The deformation mechanisms of WH, DRV, and DRX are reflected in the hot deformation behavior of 40Cr and Q345B, which are shown in Figure 5. Before the critical strain (${\epsilon }_c$), no DRX occurred. At this phase, the flow stress is decided by dislocation density which is the result of interplay between the generation and annihilation of dislocations during WH and DRV, respectively [9,15]. Therefore, according to the dislocation density theory, the EM model is used to describe the flow stress of the WH + DRV stage [13,18,43]:

$${\sigma }_{wh}=\sqrt{{\sigma }_{sat}^2-\left({\sigma }_{sat}^2-{\sigma }_0^2\right)exp\left(-r\epsilon \right)}\left(\epsilon <{\epsilon }_c\right)$$

(1)

${\sigma }_{sat}$ is the saturation stress, and ${\sigma }_0$ is the initial yield stress (when $\epsilon =0$).

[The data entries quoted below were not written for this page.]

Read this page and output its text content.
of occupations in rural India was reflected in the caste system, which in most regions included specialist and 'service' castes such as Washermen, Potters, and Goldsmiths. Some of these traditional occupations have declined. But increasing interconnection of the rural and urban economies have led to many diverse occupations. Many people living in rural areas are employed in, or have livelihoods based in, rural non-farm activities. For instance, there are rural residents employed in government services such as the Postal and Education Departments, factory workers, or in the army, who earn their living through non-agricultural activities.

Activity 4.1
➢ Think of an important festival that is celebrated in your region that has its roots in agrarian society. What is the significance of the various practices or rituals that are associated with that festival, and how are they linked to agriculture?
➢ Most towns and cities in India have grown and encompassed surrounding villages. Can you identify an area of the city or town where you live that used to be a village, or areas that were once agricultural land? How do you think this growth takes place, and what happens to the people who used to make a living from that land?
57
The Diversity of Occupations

The DRV rate $\gamma$ [19] is obtained by sorting and taking the logarithm of Equation (1):

$$\gamma =-\frac{1}{\epsilon }ln\frac{{\sigma }_{sat}^2-{\sigma }^2}{{\sigma }_{sat}^2-{\sigma }_0^2}$$

(2)

The WH parameter D is derived from the derivation method in Reference [17]:

$$D=r\frac{{\sigma }_{sat}^2}{{\left(\alpha \mu b\right)}^2}$$

(3)

when the applied strain increased over to ${\epsilon }_c$, the cumulative dislocation density exceeded the DRX threshold and DRX was generated. The effect of DRX softening on flow stress is affected by DRX percentage. The relationship between DRX volume fraction and flow stress is usually described as [16]:

$$X_D=\frac{{\sigma }_{wh}-\sigma }{{\sigma }_{sat}-{\sigma }_s}\left(\epsilon \ge {\epsilon }_c\right)$$

(4)

where ${\sigma }_{wh}$ is the flow stress predicted by Equation (1), MPa, $\sigma$ is the DRX flow stress, MPa, And ${\sigma }_s$ is DRX actual steady-state stress, MPa.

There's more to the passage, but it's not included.